The housing minister said that the motion was ill-conceived and sought to ask government to feed the opposition with information about a process that was transparent and open to public scrutiny.
“But Mr Speaker, I can understand the genesis of the motion as the author of the motion presided over a very dark blanket in the era of the economic and social development of this country,” he noted. He contended that during the pre-1992 era and under the PNC administration, there were concerns about “the flight of the assets as he tabled arguments in the Parliament suggesting that a lot of public assets are still not accounted for.
“There was a flight of the assets… one man owned an entire bus park…. when we talk about assets… I can still remember the lost barge… the photograph of the hydropower equipment comes to mind… and that asset still could not be found… globe trust comes to mind,” he submitted, in the midst of increased heckling from the opposition benches.
He felt strongly that Greenidge was not in any position to lecture the People’s Progressive Party/Civic (PPP/C) administration about accountability or transparency with respect to the disposal and sale of public assets. Ali explained too that it was a surprise that the former finance minister was now seeking information about National Industrial and Commercial Investments Limited (NICIL) when he was the one that established the company.
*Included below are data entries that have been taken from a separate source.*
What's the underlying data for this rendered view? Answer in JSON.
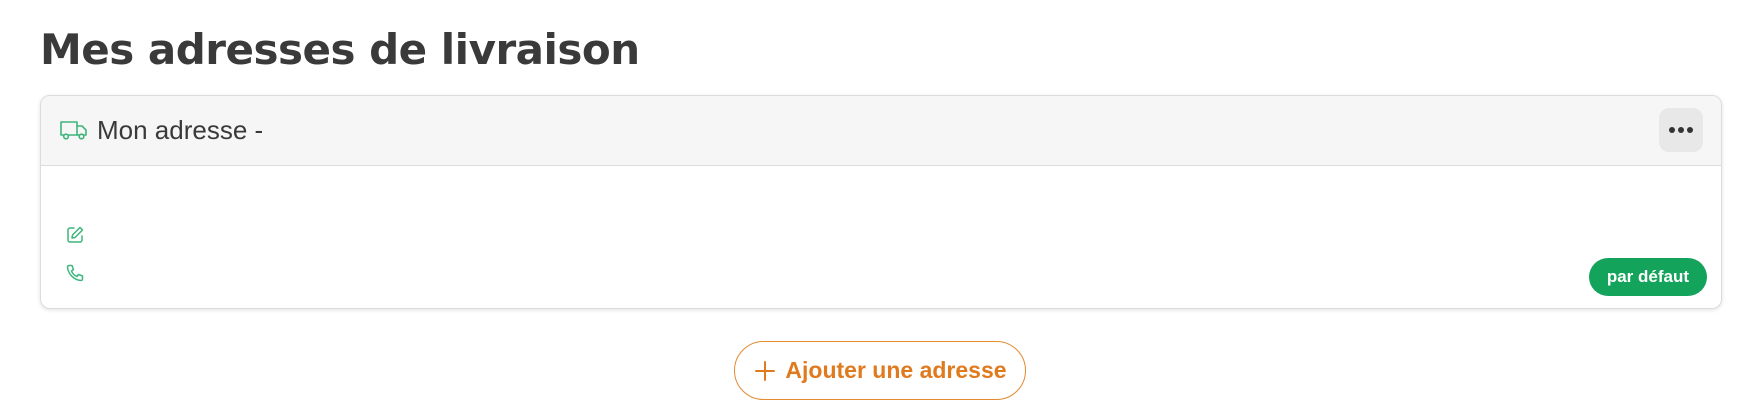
{
  "page": {
    "title": "Mes adresses de livraison"
  },
  "address_card": {
    "title": "Mon adresse -",
    "header_icon": "truck-icon",
    "more_icon": "more-horizontal-icon",
    "detail_icons": [
      "edit-icon",
      "phone-icon"
    ],
    "badge": "par défaut"
  },
  "actions": {
    "add_address_label": "Ajouter une adresse",
    "add_icon": "plus-icon"
  },
  "colors": {
    "accent_green": "#14a35a",
    "icon_green": "#3fb57c",
    "accent_orange": "#e07a1f",
    "text_dark": "#3a3a3a"
  }
}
Ali said that Greenidge was the one who also had direct control over all the dealings of NICIL, and public assets.
“There was not a body, not a board, only a figure head there,” he remarked, noting “This is an undisputed fact… so Mr Speaker, all the assets that went on flight must be accounted for by the sole hand that administered over them at that time,” he said as government MPs thumped their desks in support of his position.
Self-examination
The housing minister argued that any audit of NICIL must go back and test Greenidge’s management of the country’s public assets too, so that a comparison or appreciation could be had for the improvements in transparency and accountability that have been implemented by the current administration.
Meanwhile, the PPP/C MP said that government had authored a white page which clearly outlined the way public assets were to be sold and privatised since 1993. He disclosed that successive PPP/C administrations have been following the policy and abiding by the rules. He dismissed assertions and allegations that government was using “friendship” and “favouritism” as platforms for privatising and selling, or transferring public assets.
“There is no pointing to any direct report, statistical fact… or analytical intelligent point of view… just mere perception,” he argued, while dismissing the allegations made in the motion about corruption. Ali throughout his presentation pointed to several reports from the World Bank, the International Development Bank and other financial agencies that have lauded government’s economic performance and development.